In other words, their £5000 was worth £4,885, when adjusted for inflation.
Now what was that about losing money?
WHY ARE MOTHERS RELUCTANT TO INVEST FOR OUR KIDS?
So much of parenting is risk management, so it’s hardly surprising that figures from Natwest show that 83 percent of parents have opted for what seems like the safest option for their JISA: cash.
But you have made it this far into this blog post, so you are already off to a cracking start.
DON’T ASSUME YOU HAVE TO BE LOADED TO INVEST
Don’t assume that you must be rolling in the dough to put aside money each month to invest, although many parents think the opposite: most women believe that they need thousands of pounds a month to dip their toe into the stock market, according to a poll by Boring Money, an investment website.
In fact, online investment firms such as Beanstalk doesn’t even require a with minimum monthly contribution for their Stocks and Shares JISA.
To make saving a habit, sometimes all it takes is changing when you save.
Forget using the money left over at the end of the month to allocate to savings because, as a parent, you rarely have any left.
Instead, make saving a priority and set up a direct debit that leaves your account immediately after you get paid, making saving for your children one of your fixed expenses.
Alternatively, make saving easier by opting to round up your shopping to the nearest pound or paying in cashback.
Beanstalk is a Junior Isa manager that lets you add cash whenever you like and doesn’t require an upfront contribution or a regular commitment to open an account.
Fees are 0.5 per cent a year, plus annual fund fees of between 0.12 and 0.15 per cent.
HOW TO GET STARTED
Setting up a Jisa is easier than you might think.
First, choose an investment firm to suit your needs – and your appetite for interaction.
For beginners with smaller sums to invest, Hargreaves Lansdown is worth a look.
Admittedly, it can be one of more expensive firms with it’s own charges on top of the fees charged by the investment funds you choose – but its website is easy to use and provides practical information to help you get started.
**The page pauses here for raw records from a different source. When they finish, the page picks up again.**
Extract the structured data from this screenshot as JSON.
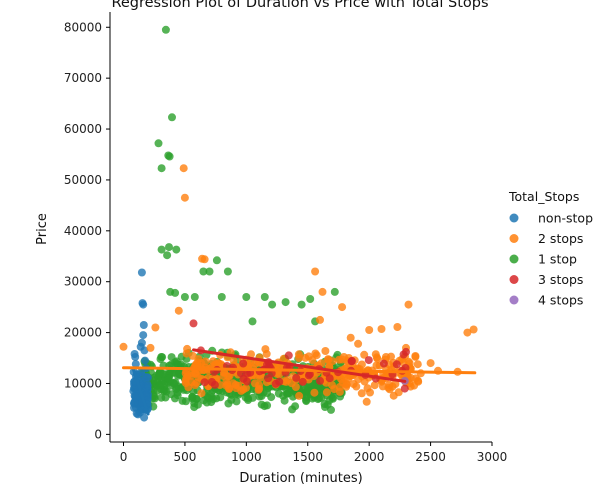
{
  "chart_data": {
    "type": "scatter",
    "title": "Regression Plot of Duration vs Price with Total Stops",
    "xlabel": "Duration (minutes)",
    "ylabel": "Price",
    "xlim": [
      -110,
      3000
    ],
    "ylim": [
      -1500,
      83000
    ],
    "xticks": [
      "0",
      "500",
      "1000",
      "1500",
      "2000",
      "2500",
      "3000"
    ],
    "yticks": [
      "0",
      "10000",
      "20000",
      "30000",
      "40000",
      "50000",
      "60000",
      "70000",
      "80000"
    ],
    "xtick_values": [
      0,
      500,
      1000,
      1500,
      2000,
      2500,
      3000
    ],
    "ytick_values": [
      0,
      10000,
      20000,
      30000,
      40000,
      50000,
      60000,
      70000,
      80000
    ],
    "grid": false,
    "legend": {
      "title": "Total_Stops",
      "placement": "right",
      "entries": [
        "non-stop",
        "2 stops",
        "1 stop",
        "3 stops",
        "4 stops"
      ]
    },
    "series": [
      {
        "name": "non-stop",
        "color": "#1f77b4",
        "cluster": {
          "x_range": [
            80,
            200
          ],
          "y_range": [
            1800,
            13500
          ],
          "count": 110
        },
        "points": [
          [
            150,
            31800
          ],
          [
            155,
            25800
          ],
          [
            160,
            25500
          ],
          [
            165,
            21500
          ],
          [
            160,
            19500
          ],
          [
            150,
            18000
          ],
          [
            90,
            15800
          ],
          [
            95,
            15200
          ],
          [
            170,
            16500
          ],
          [
            175,
            14500
          ],
          [
            100,
            13800
          ],
          [
            140,
            17200
          ],
          [
            185,
            13000
          ]
        ],
        "regression": [
          [
            80,
            12800
          ],
          [
            200,
            4000
          ]
        ]
      },
      {
        "name": "2 stops",
        "color": "#ff7f0e",
        "cluster": {
          "x_range": [
            500,
            2400
          ],
          "y_range": [
            6000,
            18500
          ],
          "count": 320
        },
        "points": [
          [
            490,
            52300
          ],
          [
            500,
            46500
          ],
          [
            640,
            34500
          ],
          [
            660,
            34400
          ],
          [
            1560,
            32000
          ],
          [
            1620,
            28000
          ],
          [
            1780,
            25000
          ],
          [
            2320,
            25500
          ],
          [
            2800,
            20000
          ],
          [
            2850,
            20600
          ],
          [
            2100,
            20700
          ],
          [
            2000,
            20500
          ],
          [
            2230,
            21100
          ],
          [
            2300,
            17000
          ],
          [
            2420,
            12000
          ],
          [
            2500,
            14000
          ],
          [
            2560,
            12500
          ],
          [
            2720,
            12300
          ],
          [
            0,
            17200
          ],
          [
            220,
            17000
          ],
          [
            260,
            21000
          ],
          [
            450,
            24300
          ],
          [
            1600,
            22500
          ],
          [
            1850,
            19000
          ],
          [
            1910,
            17800
          ],
          [
            1690,
            11900
          ],
          [
            1760,
            9300
          ],
          [
            1980,
            6400
          ],
          [
            2200,
            7600
          ]
        ],
        "regression": [
          [
            0,
            13100
          ],
          [
            2860,
            12100
          ]
        ]
      },
      {
        "name": "1 stop",
        "color": "#2ca02c",
        "cluster": {
          "x_range": [
            150,
            1780
          ],
          "y_range": [
            3500,
            17500
          ],
          "count": 650
        },
        "points": [
          [
            345,
            79500
          ],
          [
            395,
            62300
          ],
          [
            285,
            57200
          ],
          [
            365,
            54800
          ],
          [
            375,
            54600
          ],
          [
            310,
            52300
          ],
          [
            310,
            36300
          ],
          [
            370,
            36800
          ],
          [
            355,
            35200
          ],
          [
            430,
            36300
          ],
          [
            380,
            28000
          ],
          [
            420,
            27800
          ],
          [
            650,
            32000
          ],
          [
            700,
            32000
          ],
          [
            760,
            34200
          ],
          [
            850,
            32000
          ],
          [
            1210,
            25500
          ],
          [
            1320,
            26000
          ],
          [
            1450,
            25500
          ],
          [
            1720,
            28000
          ],
          [
            1520,
            26600
          ],
          [
            500,
            27000
          ],
          [
            580,
            27000
          ],
          [
            800,
            27000
          ],
          [
            1000,
            27000
          ],
          [
            1150,
            27000
          ],
          [
            1050,
            22200
          ],
          [
            1560,
            22200
          ]
        ],
        "regression": []
      },
      {
        "name": "3 stops",
        "color": "#d62728",
        "cluster": {
          "x_range": [
            550,
            2300
          ],
          "y_range": [
            8000,
            17000
          ],
          "count": 45
        },
        "points": [
          [
            570,
            21800
          ],
          [
            630,
            16500
          ],
          [
            720,
            10300
          ],
          [
            1180,
            14200
          ],
          [
            1330,
            13100
          ],
          [
            1600,
            10500
          ],
          [
            2280,
            15700
          ],
          [
            2300,
            16200
          ],
          [
            2120,
            13900
          ],
          [
            2290,
            9000
          ],
          [
            2190,
            11800
          ]
        ],
        "regression": [
          [
            570,
            16600
          ],
          [
            2290,
            10400
          ]
        ]
      },
      {
        "name": "4 stops",
        "color": "#9467bd",
        "cluster": null,
        "points": [
          [
            2290,
            10500
          ]
        ],
        "regression": []
      }
    ]
  }
}
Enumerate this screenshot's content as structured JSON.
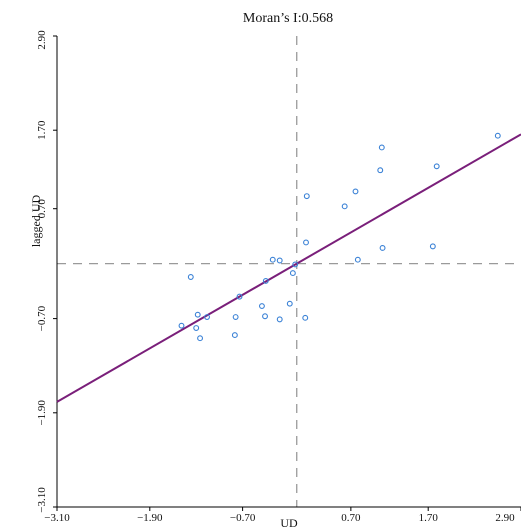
{
  "chart_data": {
    "type": "scatter",
    "title": "Moran’s I:0.568",
    "xlabel": "UD",
    "ylabel": "lagged UD",
    "xlim": [
      -3.1,
      2.9
    ],
    "ylim": [
      -3.1,
      2.9
    ],
    "x_ticks": [
      "−3.10",
      "−1.90",
      "−0.70",
      "0.70",
      "1.70",
      "2.90"
    ],
    "x_tick_values": [
      -3.1,
      -1.9,
      -0.7,
      0.7,
      1.7,
      2.9
    ],
    "y_ticks": [
      "−3.10",
      "−1.90",
      "−0.70",
      "0.70",
      "1.70",
      "2.90"
    ],
    "y_tick_values": [
      -3.1,
      -1.9,
      -0.7,
      0.7,
      1.7,
      2.9
    ],
    "grid": false,
    "reference_lines": {
      "x": 0.0,
      "y": 0.0
    },
    "regression_line": {
      "slope": 0.568,
      "intercept": 0.0
    },
    "colors": {
      "points": "#3b82d6",
      "regression": "#7a1f7a",
      "reference": "#9a9a9a",
      "axis": "#000000"
    },
    "points": [
      [
        -1.37,
        -0.17
      ],
      [
        -1.49,
        -0.79
      ],
      [
        -1.3,
        -0.82
      ],
      [
        -1.28,
        -0.65
      ],
      [
        -1.25,
        -0.95
      ],
      [
        -1.16,
        -0.68
      ],
      [
        -0.8,
        -0.91
      ],
      [
        -0.79,
        -0.68
      ],
      [
        -0.74,
        -0.42
      ],
      [
        -0.45,
        -0.54
      ],
      [
        -0.41,
        -0.67
      ],
      [
        -0.4,
        -0.22
      ],
      [
        -0.31,
        0.05
      ],
      [
        -0.22,
        0.04
      ],
      [
        -0.22,
        -0.71
      ],
      [
        -0.09,
        -0.51
      ],
      [
        -0.05,
        -0.12
      ],
      [
        -0.02,
        -0.01
      ],
      [
        0.11,
        -0.69
      ],
      [
        0.12,
        0.27
      ],
      [
        0.13,
        0.86
      ],
      [
        0.62,
        0.73
      ],
      [
        0.76,
        0.92
      ],
      [
        0.79,
        0.05
      ],
      [
        1.08,
        1.19
      ],
      [
        1.1,
        1.48
      ],
      [
        1.11,
        0.2
      ],
      [
        1.76,
        0.22
      ],
      [
        1.81,
        1.24
      ],
      [
        2.6,
        1.63
      ]
    ]
  }
}
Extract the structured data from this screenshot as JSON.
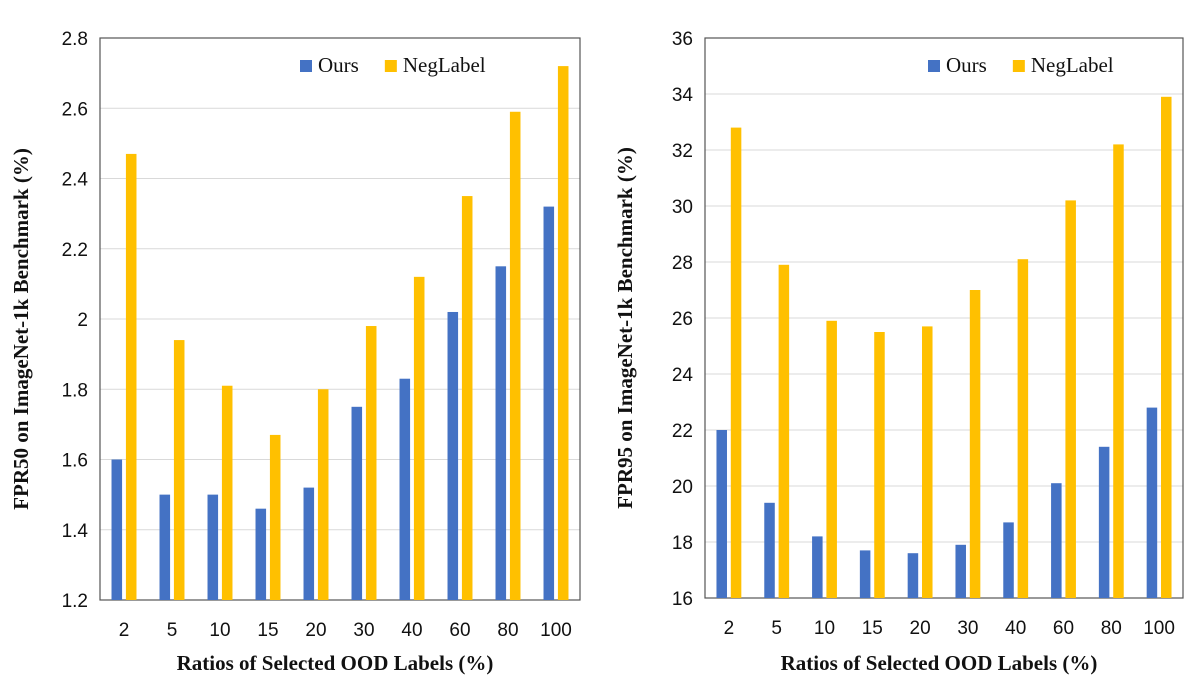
{
  "colors": {
    "ours": "#4472C4",
    "neglabel": "#FFC000",
    "grid": "#d9d9d9",
    "axis": "#555555"
  },
  "chart_data": [
    {
      "type": "bar",
      "categories": [
        "2",
        "5",
        "10",
        "15",
        "20",
        "30",
        "40",
        "60",
        "80",
        "100"
      ],
      "series": [
        {
          "name": "Ours",
          "values": [
            1.6,
            1.5,
            1.5,
            1.46,
            1.52,
            1.75,
            1.83,
            2.02,
            2.15,
            2.32
          ]
        },
        {
          "name": "NegLabel",
          "values": [
            2.47,
            1.94,
            1.81,
            1.67,
            1.8,
            1.98,
            2.12,
            2.35,
            2.59,
            2.72
          ]
        }
      ],
      "xlabel": "Ratios of Selected OOD Labels (%)",
      "ylabel": "FPR50 on ImageNet-1k Benchmark (%)",
      "ylim": [
        1.2,
        2.8
      ],
      "yticks": [
        "1.2",
        "1.4",
        "1.6",
        "1.8",
        "2",
        "2.2",
        "2.4",
        "2.6",
        "2.8"
      ],
      "grid": true,
      "legend": "top-right"
    },
    {
      "type": "bar",
      "categories": [
        "2",
        "5",
        "10",
        "15",
        "20",
        "30",
        "40",
        "60",
        "80",
        "100"
      ],
      "series": [
        {
          "name": "Ours",
          "values": [
            22.0,
            19.4,
            18.2,
            17.7,
            17.6,
            17.9,
            18.7,
            20.1,
            21.4,
            22.8
          ]
        },
        {
          "name": "NegLabel",
          "values": [
            32.8,
            27.9,
            25.9,
            25.5,
            25.7,
            27.0,
            28.1,
            30.2,
            32.2,
            33.9
          ]
        }
      ],
      "xlabel": "Ratios of Selected OOD Labels (%)",
      "ylabel": "FPR95 on ImageNet-1k Benchmark (%)",
      "ylim": [
        16,
        36
      ],
      "yticks": [
        "16",
        "18",
        "20",
        "22",
        "24",
        "26",
        "28",
        "30",
        "32",
        "34",
        "36"
      ],
      "grid": true,
      "legend": "top-right"
    }
  ]
}
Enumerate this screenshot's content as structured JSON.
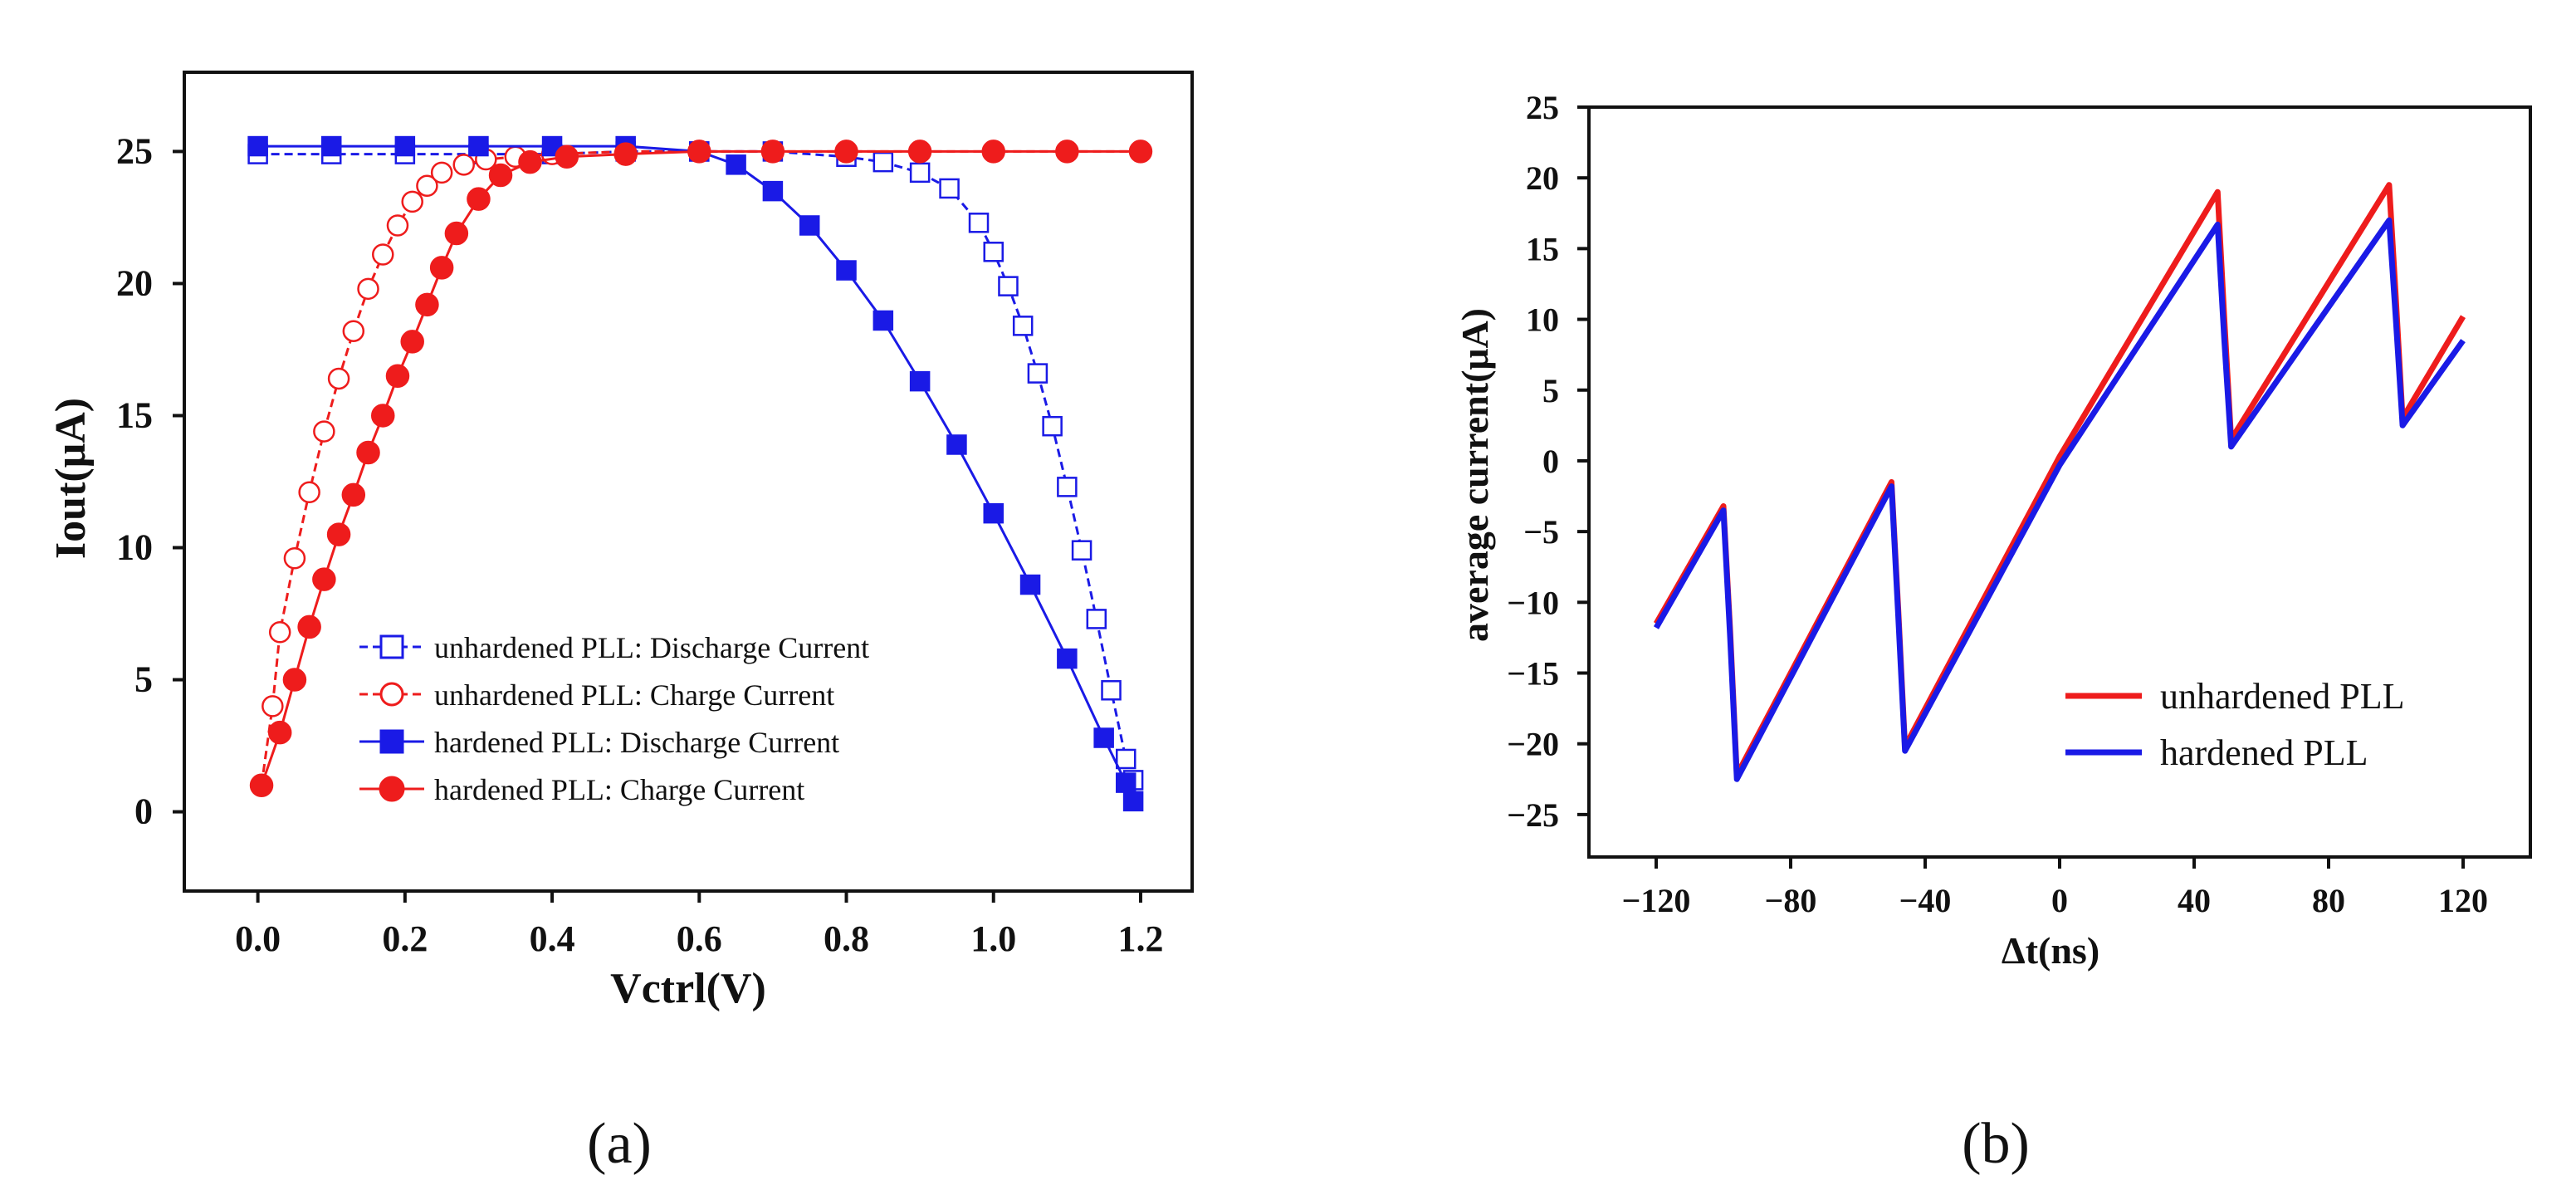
{
  "panel_labels": {
    "a": "(a)",
    "b": "(b)"
  },
  "colors": {
    "red": "#ee1c1c",
    "blue": "#1a1ae6",
    "axis": "#111111"
  },
  "chart_data": [
    {
      "id": "a",
      "type": "line",
      "title": "",
      "xlabel": "Vctrl(V)",
      "ylabel": "Iout(μA)",
      "xlim": [
        -0.1,
        1.27
      ],
      "ylim": [
        -3,
        28
      ],
      "xticks": [
        0.0,
        0.2,
        0.4,
        0.6,
        0.8,
        1.0,
        1.2
      ],
      "xtick_labels": [
        "0.0",
        "0.2",
        "0.4",
        "0.6",
        "0.8",
        "1.0",
        "1.2"
      ],
      "yticks": [
        0,
        5,
        10,
        15,
        20,
        25
      ],
      "ytick_labels": [
        "0",
        "5",
        "10",
        "15",
        "20",
        "25"
      ],
      "grid": false,
      "legend_position": "lower-center",
      "series": [
        {
          "name": "unhardened PLL: Discharge Current",
          "color": "#1a1ae6",
          "marker": "square-open",
          "x": [
            0.0,
            0.1,
            0.2,
            0.3,
            0.4,
            0.5,
            0.6,
            0.7,
            0.8,
            0.85,
            0.9,
            0.94,
            0.98,
            1.0,
            1.02,
            1.04,
            1.06,
            1.08,
            1.1,
            1.12,
            1.14,
            1.16,
            1.18,
            1.19
          ],
          "y": [
            24.9,
            24.9,
            24.9,
            24.9,
            24.9,
            25.0,
            25.0,
            25.0,
            24.8,
            24.6,
            24.2,
            23.6,
            22.3,
            21.2,
            19.9,
            18.4,
            16.6,
            14.6,
            12.3,
            9.9,
            7.3,
            4.6,
            2.0,
            1.2
          ]
        },
        {
          "name": "unhardened PLL: Charge Current",
          "color": "#ee1c1c",
          "marker": "circle-open",
          "x": [
            0.005,
            0.02,
            0.03,
            0.05,
            0.07,
            0.09,
            0.11,
            0.13,
            0.15,
            0.17,
            0.19,
            0.21,
            0.23,
            0.25,
            0.28,
            0.31,
            0.35,
            0.4,
            0.5,
            0.6,
            0.7,
            0.8,
            0.9,
            1.0,
            1.1,
            1.2
          ],
          "y": [
            1.0,
            4.0,
            6.8,
            9.6,
            12.1,
            14.4,
            16.4,
            18.2,
            19.8,
            21.1,
            22.2,
            23.1,
            23.7,
            24.2,
            24.5,
            24.7,
            24.8,
            24.9,
            25.0,
            25.0,
            25.0,
            25.0,
            25.0,
            25.0,
            25.0,
            25.0
          ]
        },
        {
          "name": "hardened PLL: Discharge Current",
          "color": "#1a1ae6",
          "marker": "square-filled",
          "x": [
            0.0,
            0.1,
            0.2,
            0.3,
            0.4,
            0.5,
            0.6,
            0.65,
            0.7,
            0.75,
            0.8,
            0.85,
            0.9,
            0.95,
            1.0,
            1.05,
            1.1,
            1.15,
            1.18,
            1.19
          ],
          "y": [
            25.2,
            25.2,
            25.2,
            25.2,
            25.2,
            25.2,
            25.0,
            24.5,
            23.5,
            22.2,
            20.5,
            18.6,
            16.3,
            13.9,
            11.3,
            8.6,
            5.8,
            2.8,
            1.1,
            0.4
          ]
        },
        {
          "name": "hardened PLL: Charge Current",
          "color": "#ee1c1c",
          "marker": "circle-filled",
          "x": [
            0.005,
            0.03,
            0.05,
            0.07,
            0.09,
            0.11,
            0.13,
            0.15,
            0.17,
            0.19,
            0.21,
            0.23,
            0.25,
            0.27,
            0.3,
            0.33,
            0.37,
            0.42,
            0.5,
            0.6,
            0.7,
            0.8,
            0.9,
            1.0,
            1.1,
            1.2
          ],
          "y": [
            1.0,
            3.0,
            5.0,
            7.0,
            8.8,
            10.5,
            12.0,
            13.6,
            15.0,
            16.5,
            17.8,
            19.2,
            20.6,
            21.9,
            23.2,
            24.1,
            24.6,
            24.8,
            24.9,
            25.0,
            25.0,
            25.0,
            25.0,
            25.0,
            25.0,
            25.0
          ]
        }
      ]
    },
    {
      "id": "b",
      "type": "line",
      "title": "",
      "xlabel": "Δt(ns)",
      "ylabel": "average current(μA)",
      "xlim": [
        -140,
        140
      ],
      "ylim": [
        -28,
        25
      ],
      "xticks": [
        -120,
        -80,
        -40,
        0,
        40,
        80,
        120
      ],
      "xtick_labels": [
        "−120",
        "−80",
        "−40",
        "0",
        "40",
        "80",
        "120"
      ],
      "yticks": [
        25,
        20,
        15,
        10,
        5,
        0,
        -5,
        -10,
        -15,
        -20,
        -25
      ],
      "ytick_labels": [
        "25",
        "20",
        "15",
        "10",
        "5",
        "0",
        "−5",
        "−10",
        "−15",
        "−20",
        "−25"
      ],
      "grid": false,
      "legend_position": "lower-right",
      "series": [
        {
          "name": "unhardened PLL",
          "color": "#ee1c1c",
          "x": [
            -120,
            -100,
            -98,
            -96,
            -50,
            -48,
            -46,
            0,
            47,
            49,
            51,
            98,
            100,
            102,
            120
          ],
          "y": [
            -11.5,
            -3.2,
            -12.0,
            -22.2,
            -1.5,
            -10.5,
            -20.2,
            0.3,
            19.0,
            10.0,
            1.5,
            19.5,
            11.5,
            3.0,
            10.2
          ]
        },
        {
          "name": "hardened PLL",
          "color": "#1a1ae6",
          "x": [
            -120,
            -100,
            -98,
            -96,
            -50,
            -48,
            -46,
            0,
            47,
            49,
            51,
            98,
            100,
            102,
            120
          ],
          "y": [
            -11.8,
            -3.5,
            -12.5,
            -22.5,
            -1.8,
            -11.0,
            -20.5,
            -0.3,
            16.7,
            8.5,
            1.0,
            17.0,
            10.0,
            2.5,
            8.5
          ]
        }
      ]
    }
  ]
}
What’s more, it is well known for top-notch customer service.
Fidelity Personal Investing is also well suited to first-time investors as it offers comprehensive guidance and offers lower charges.
While Vanguard is even cheaper, but you must put in a minimum of £100 per month, which might put some first-timers off.
Once you register, sign up for a Junior Isa, a tax-free vehicle in which to hold your investments.
Anyone can pay into a junior Isa, up to a maximum of £9,000 in the 2021-22 tax year – there’s no personal income or capital gains tax to pay on any growth.
if you take the leap and dip your toe into the stock market, if it feels too stressful, you can swap the Jisa back into a cash account.
CHOOSING A FUND
Choosing which funds to choose can feel an overwhelming task – trust me, I know.
But I was lucky that one of my daughter’s godmothers works in investment and she helped me with the decision-making process.
But in case you don’t have an Emma to ask for help, and as you know, I’m not qualified to legally provide you with financial advice, Hargreaves Lansdown has a handy tool to help.
And the good thing is, if you take the leap and dip your toe into the stock market, if it feels too stressful, you can swap the Jisa back into a cash account.
A WORD OF WARNING
As with most things financial, there is always an element of risk involved and investments can go up as well as down.
What’s more, with a Junior Isa, once money is invested – whether in cash or stocks and shares – it belongs to the child: which means that you can’t get it back it, no matter how much your need the money.
What’s more, once your little darling turns 18, you will have no say how the funds set aside are spent.
While you might want it to go towards university fees, your child could well have other ideas.
After all, ask yourself what your teenage self would have done with a nice little lump sum?